Arms wide open to the days ahead!

Arms wide open to the world!
My shes are sleeping. So is my he.  My little-est she likes to sleep on and off, waking up every 7-10 minutes from 8-11:30pm or so.  So now that it is 11:15, I am waiting her out.  Is this the final drift off into night sleep or not?  Waiting...

One of the many places I have breastfed and toddler watched!
This is where the sleep deprivation is going to be hard.  With Junia we went to bed really really early.  Around 7:00pm.  Sure she got up a lot in the night but we got enough sleep this way.  This one though, she is sleeping for good chunks of the night but doesn't settle in until late.  Not as hard on me, I have a chance to take naps,  I fear what it will do to my early morning bus catching partner.  Even when he is home he doesn't have he innate gift of drifting back to sleep during Sesame Street.

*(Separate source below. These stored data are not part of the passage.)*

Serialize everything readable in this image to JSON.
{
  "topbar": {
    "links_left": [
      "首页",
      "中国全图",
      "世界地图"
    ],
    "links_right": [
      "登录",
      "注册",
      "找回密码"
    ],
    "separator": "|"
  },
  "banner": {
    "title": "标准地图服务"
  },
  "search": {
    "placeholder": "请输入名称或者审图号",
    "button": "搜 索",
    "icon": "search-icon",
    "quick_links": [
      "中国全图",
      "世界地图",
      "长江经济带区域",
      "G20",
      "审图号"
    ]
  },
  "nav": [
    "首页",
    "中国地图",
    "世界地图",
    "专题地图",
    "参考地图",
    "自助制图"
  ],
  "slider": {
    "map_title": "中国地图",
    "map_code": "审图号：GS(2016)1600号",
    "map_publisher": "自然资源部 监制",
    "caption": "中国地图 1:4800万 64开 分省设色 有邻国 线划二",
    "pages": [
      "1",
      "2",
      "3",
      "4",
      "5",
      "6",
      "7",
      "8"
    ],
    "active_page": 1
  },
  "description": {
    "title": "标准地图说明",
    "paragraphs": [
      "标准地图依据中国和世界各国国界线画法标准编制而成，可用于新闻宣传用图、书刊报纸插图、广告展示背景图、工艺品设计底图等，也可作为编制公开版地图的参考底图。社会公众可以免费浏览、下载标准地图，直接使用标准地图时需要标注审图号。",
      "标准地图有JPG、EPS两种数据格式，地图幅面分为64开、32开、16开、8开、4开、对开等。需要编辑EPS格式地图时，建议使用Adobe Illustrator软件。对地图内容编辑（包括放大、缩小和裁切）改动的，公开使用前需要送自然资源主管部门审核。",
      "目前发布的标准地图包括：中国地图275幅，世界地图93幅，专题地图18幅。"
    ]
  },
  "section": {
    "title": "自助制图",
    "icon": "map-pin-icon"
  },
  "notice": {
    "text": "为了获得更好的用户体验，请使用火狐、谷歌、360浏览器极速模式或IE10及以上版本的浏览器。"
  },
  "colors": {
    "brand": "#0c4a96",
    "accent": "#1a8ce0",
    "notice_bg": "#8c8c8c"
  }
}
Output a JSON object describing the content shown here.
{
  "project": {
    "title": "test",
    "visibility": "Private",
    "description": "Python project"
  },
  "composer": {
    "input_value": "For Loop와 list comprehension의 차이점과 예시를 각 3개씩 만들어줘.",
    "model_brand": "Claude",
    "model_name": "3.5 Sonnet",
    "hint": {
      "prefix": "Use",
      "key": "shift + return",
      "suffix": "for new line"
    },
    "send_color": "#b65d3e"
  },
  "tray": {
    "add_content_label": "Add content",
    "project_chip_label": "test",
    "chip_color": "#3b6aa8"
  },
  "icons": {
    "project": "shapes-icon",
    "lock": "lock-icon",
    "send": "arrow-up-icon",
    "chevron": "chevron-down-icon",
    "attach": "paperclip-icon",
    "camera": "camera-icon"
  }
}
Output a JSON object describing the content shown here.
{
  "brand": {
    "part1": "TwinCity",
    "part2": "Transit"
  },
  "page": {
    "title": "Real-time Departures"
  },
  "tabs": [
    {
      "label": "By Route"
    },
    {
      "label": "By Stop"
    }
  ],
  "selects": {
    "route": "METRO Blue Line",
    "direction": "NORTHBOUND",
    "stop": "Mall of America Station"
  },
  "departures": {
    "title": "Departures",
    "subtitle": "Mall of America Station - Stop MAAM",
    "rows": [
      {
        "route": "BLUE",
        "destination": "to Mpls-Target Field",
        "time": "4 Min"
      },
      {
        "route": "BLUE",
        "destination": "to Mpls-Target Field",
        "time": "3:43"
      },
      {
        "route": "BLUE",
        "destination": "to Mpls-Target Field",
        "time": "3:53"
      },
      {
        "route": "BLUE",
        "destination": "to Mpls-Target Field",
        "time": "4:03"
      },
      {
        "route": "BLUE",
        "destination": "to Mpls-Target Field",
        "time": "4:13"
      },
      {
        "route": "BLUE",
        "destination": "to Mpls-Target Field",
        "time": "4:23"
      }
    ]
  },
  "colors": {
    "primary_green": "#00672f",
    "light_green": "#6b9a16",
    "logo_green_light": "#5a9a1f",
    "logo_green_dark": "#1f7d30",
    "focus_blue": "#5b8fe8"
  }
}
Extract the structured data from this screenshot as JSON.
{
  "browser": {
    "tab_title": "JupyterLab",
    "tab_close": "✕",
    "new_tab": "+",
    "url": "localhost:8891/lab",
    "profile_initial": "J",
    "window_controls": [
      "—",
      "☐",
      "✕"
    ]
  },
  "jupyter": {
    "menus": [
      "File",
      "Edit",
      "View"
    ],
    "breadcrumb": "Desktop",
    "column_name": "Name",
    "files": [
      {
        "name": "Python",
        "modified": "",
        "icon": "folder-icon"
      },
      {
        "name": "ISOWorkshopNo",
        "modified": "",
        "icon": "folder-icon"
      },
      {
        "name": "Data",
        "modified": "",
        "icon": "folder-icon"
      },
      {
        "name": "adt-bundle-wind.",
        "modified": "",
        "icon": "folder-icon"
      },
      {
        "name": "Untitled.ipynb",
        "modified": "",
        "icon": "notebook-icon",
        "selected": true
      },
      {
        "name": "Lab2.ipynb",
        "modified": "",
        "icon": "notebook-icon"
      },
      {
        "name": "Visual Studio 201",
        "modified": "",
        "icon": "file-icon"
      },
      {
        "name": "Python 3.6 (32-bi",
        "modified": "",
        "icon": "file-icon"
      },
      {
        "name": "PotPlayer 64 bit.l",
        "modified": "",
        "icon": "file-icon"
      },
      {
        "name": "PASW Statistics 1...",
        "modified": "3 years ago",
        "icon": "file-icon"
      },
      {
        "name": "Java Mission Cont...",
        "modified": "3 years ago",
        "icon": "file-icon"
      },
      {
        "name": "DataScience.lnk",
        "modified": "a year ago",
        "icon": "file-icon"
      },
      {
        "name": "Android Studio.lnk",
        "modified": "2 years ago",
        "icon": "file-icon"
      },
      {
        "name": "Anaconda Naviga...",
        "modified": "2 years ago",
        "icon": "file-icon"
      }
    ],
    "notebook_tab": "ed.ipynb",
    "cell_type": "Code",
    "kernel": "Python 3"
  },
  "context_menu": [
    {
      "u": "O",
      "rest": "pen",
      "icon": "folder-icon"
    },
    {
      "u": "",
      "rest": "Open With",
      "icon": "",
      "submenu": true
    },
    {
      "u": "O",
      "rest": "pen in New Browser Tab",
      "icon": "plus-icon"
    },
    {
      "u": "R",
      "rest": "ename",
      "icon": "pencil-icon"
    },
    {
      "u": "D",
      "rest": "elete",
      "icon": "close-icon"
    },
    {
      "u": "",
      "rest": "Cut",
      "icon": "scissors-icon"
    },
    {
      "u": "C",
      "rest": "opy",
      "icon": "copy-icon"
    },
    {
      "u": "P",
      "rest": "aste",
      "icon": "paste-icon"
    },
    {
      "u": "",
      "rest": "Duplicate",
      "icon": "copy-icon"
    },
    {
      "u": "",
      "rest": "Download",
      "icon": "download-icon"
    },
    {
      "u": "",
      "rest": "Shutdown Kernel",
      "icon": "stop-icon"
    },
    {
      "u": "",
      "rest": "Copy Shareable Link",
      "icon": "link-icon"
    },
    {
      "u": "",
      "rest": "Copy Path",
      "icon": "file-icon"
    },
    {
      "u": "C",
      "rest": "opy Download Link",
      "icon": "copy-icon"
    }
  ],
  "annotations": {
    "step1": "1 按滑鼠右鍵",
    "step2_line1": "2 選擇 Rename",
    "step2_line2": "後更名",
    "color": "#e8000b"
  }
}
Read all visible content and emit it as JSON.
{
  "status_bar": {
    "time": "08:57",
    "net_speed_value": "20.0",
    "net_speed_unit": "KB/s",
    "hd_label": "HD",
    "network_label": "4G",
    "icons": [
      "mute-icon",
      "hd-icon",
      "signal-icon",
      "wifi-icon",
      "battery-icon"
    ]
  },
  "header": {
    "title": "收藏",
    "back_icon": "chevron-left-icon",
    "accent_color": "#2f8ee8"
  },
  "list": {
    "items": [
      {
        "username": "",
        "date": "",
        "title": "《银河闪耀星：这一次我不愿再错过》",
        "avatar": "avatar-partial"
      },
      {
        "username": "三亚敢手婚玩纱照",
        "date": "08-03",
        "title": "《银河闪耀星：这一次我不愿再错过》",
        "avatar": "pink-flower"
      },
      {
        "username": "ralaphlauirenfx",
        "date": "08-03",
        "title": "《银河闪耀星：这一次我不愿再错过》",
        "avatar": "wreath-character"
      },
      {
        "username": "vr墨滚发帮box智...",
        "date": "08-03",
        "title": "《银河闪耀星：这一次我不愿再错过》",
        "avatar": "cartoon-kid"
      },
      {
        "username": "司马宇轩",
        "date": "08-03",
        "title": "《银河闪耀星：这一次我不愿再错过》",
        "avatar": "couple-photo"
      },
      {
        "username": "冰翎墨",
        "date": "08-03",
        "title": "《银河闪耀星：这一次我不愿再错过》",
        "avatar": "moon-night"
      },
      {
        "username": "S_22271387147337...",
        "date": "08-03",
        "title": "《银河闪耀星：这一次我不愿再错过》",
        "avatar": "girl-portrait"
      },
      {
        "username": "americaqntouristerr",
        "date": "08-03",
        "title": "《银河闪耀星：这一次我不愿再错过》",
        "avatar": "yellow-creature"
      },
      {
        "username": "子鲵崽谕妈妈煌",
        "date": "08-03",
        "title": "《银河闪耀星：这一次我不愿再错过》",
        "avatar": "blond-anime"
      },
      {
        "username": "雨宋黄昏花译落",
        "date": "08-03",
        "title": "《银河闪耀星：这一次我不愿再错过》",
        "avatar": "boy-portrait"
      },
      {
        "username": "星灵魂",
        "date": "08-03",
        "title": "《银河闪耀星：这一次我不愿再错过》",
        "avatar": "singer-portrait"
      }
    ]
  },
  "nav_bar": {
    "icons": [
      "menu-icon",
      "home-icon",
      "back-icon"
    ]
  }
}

The next two days its just me and these two kids.  I'm in charge.  I'm a bit scared.  What are the fears exactly:

1. Getting Junia down for a nap- what to do with Miriam during that time.
2. Saying no to Junia a trillion times- correcting her- just generally not being very positive with her.
3. Trying to get too much done and getting frustrated when it doesn't get done.
4. Trying not to do anything and getting bored out of my mind.
5.  Being generally miserable, fed-up, impatient with my little ones.

Being with these two kids- just me- what are the possibilities:

1.  Patti coming on Tuesday AM to watch Miriam while Junia and I go shopping for our garden!
2.  Feeling awesome if I make it through the day without either of them bringing me to the edge.
3.  I might feel adequate.
4.  Solidarity with other women.
5. Some fun projects to show Sean at the end of our days.


There must be more possibilities and more fears.
But we will be okay.  Lots and lots of people do this- and they are less equipped than I!